Computed tomography (CT) and magnetic resonance imaging (MRI) of the lung may provide more details of the structural disease in BPD, and can reveal significant abnormalities that are not readily apparent on chest radiographs (Fig. 30-4) (80). These findings can be important in determining ultimate pulmonary morbidity. CT scans often show regional heterogeneity, with regions of hyperinflation or “emphysema” and sparse arterial density alternating with relatively normal appearing regions. MRI of ventilated premature newborns may demonstrate striking regional variations in lung disease, with marked gravity-dependent
atelectasis and edema. More studies of the role of CT and MRI in BPD are needed to correlate structural and functional changes.

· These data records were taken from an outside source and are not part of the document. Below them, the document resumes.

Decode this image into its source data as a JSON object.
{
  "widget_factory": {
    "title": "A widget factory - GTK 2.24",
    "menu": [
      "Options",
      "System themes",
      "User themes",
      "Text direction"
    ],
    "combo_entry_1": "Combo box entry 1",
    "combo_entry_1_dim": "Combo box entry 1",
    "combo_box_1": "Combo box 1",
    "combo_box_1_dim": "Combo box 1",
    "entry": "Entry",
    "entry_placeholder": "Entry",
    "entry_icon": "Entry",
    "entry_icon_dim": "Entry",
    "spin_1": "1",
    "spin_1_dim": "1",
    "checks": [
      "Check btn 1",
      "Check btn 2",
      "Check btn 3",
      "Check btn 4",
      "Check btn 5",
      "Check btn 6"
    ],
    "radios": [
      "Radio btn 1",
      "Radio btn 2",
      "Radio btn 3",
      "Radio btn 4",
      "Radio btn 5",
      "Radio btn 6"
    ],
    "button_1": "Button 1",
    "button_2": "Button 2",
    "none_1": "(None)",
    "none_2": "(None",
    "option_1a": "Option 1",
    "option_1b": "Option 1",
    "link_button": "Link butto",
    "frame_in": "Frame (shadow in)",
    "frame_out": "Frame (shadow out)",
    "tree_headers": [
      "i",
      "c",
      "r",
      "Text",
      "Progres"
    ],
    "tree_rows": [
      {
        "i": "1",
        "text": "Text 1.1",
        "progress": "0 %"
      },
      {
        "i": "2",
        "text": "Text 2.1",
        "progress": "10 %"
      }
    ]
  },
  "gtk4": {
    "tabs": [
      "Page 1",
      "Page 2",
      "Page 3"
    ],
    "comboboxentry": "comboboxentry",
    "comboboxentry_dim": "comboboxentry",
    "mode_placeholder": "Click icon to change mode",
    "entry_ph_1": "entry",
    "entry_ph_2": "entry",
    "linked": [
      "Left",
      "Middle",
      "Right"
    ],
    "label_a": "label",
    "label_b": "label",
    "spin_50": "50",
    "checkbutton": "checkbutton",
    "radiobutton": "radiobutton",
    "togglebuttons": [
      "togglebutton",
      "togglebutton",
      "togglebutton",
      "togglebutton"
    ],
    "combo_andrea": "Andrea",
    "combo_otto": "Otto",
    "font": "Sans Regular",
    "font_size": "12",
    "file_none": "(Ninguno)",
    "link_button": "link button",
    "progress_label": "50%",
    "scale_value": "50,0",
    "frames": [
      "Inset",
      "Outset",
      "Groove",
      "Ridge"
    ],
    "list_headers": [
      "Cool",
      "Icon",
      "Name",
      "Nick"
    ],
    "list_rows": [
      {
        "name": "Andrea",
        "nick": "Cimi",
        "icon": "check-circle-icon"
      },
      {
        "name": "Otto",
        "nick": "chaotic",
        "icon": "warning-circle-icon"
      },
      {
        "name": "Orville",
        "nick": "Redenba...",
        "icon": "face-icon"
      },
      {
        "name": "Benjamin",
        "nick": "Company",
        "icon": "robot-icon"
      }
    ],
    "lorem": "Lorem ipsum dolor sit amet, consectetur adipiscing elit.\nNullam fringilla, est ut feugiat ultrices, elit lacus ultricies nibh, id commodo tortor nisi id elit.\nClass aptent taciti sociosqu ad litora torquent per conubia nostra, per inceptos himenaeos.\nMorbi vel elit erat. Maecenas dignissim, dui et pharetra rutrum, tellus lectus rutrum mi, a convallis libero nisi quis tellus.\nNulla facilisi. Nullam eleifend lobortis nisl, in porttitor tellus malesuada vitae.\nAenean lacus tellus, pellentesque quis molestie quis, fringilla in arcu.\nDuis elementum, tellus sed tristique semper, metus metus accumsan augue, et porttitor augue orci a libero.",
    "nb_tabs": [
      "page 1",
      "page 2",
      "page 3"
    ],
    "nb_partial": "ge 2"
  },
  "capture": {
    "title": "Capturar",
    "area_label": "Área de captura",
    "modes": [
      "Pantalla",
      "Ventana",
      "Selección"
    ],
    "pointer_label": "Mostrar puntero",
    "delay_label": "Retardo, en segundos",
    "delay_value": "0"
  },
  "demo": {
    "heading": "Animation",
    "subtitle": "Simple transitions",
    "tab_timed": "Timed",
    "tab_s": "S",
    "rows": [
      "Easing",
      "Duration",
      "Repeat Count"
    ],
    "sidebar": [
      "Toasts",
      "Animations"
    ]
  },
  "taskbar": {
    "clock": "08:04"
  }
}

In addition to adverse effects on airways and alveoli, acute lung injury also impairs growth, structure and function of the developing pulmonary circulation after premature birth (81). Endothelial cells have been shown to be particularly susceptible to oxidant injury and the media of small pulmonary arteries may also undergo smooth muscle cell proliferation (82). Structural changes in the lung vasculature contribute to high pulmonary vascular resistance (PVR) as a result of narrowing of the vessel diameter and decreased angiogenesis. In addition to these structural changes, the pulmonary circulation is further characterized by abnormal vasoreactivity, which also increases PVR (83). Overall, injury to the pulmonary circulation can lead to the development of pulmonary hypertension and cor pulmonale, which contributes significantly to the morbidity and mortality of severe BPD (84). Echocardiographic assessment is an extremely valuable tool in confirming these diagnoses.